Detailed, long-term studies like his are structured to cancel out the effects introduced by observation itself. He has also made comparisons with foxes in Israel and studied both lowland and hill foxes in Britain. The justification of the years of nights he has spent watching them is not to be measured exclusively in terms of better rabies-control strategies or more accurate statistics on lamb mortality: as far as Macdonald is concerned, the fun of doing it (which was not so far from the fun of hunting) made it worthwhile. An excitement comes through his writing which is separate from the scientific one of understanding the meaning of a piece of behaviour. On the other hand, he is so far from being sentimental that he can write warmly of the hill farmers, who hate foxes but know them, and whose interest in the animals they spend so much time trying to exterminate was shown by the assistance some of them gave him.
Macdonald has a description of watching a fox chased by hounds and, with seeming cunning, eluding them. He does not disguise his pleasure in this foxiness.
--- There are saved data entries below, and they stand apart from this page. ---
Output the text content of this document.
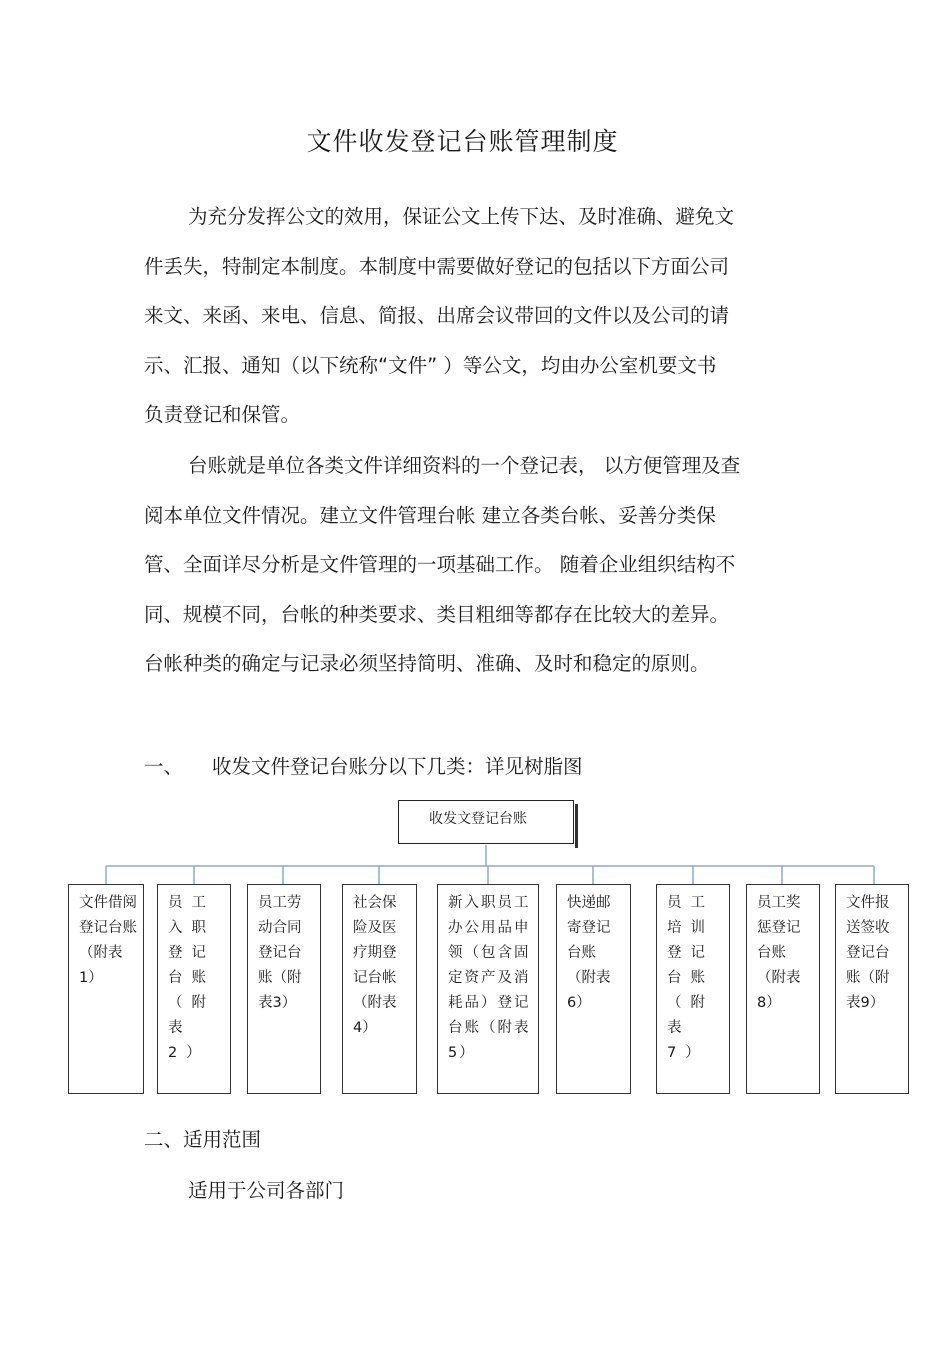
文件收发登记台账管理制度
为充分发挥公文的效用，保证公文上传下达、及时准确、避免文
件丢失，特制定本制度。本制度中需要做好登记的包括以下方面公司
来文、来函、来电、信息、简报、出席会议带回的文件以及公司的请
示、汇报、通知（以下统称“文件” ）等公文，均由办公室机要文书
负责登记和保管。
台账就是单位各类文件详细资料的一个登记表， 以方便管理及查
阅本单位文件情况。建立文件管理台帐 建立各类台帐、妥善分类保
管、全面详尽分析是文件管理的一项基础工作。 随着企业组织结构不
同、规模不同，台帐的种类要求、类目粗细等都存在比较大的差异。
台帐种类的确定与记录必须坚持简明、准确、及时和稳定的原则。
一、 收发文件登记台账分以下几类：详见树脂图
收发文登记台账
文件借阅登记台账（附表1）
员工入职登记台账（附表2）
员工劳动合同登记台账（附表3）
社会保险及医疗期登记台帐（附表4）
新入职员工办公用品申领（包含固定资产及消耗品）登记台账（附表5）
快递邮寄登记台账（附表6）
员工培训登记台账（附表7）
员工奖惩登记台账（附表8）
文件报送签收登记台账（附表9）
二、适用范围
适用于公司各部门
That an independent carnivore as large as the fox can live almost unobserved under our suburban noses is a wonder; people who glimpse foxes report the sighting as a piece of special luck. Macdonald’s book is as interesting as accounts in the same vein of chimpanzees, mountain gorillas, lions and tigers. But where those accounts leave you with a sad anxiety about the fragility of habitats, Macdonald describes an opportunist almost as successful as ourselves.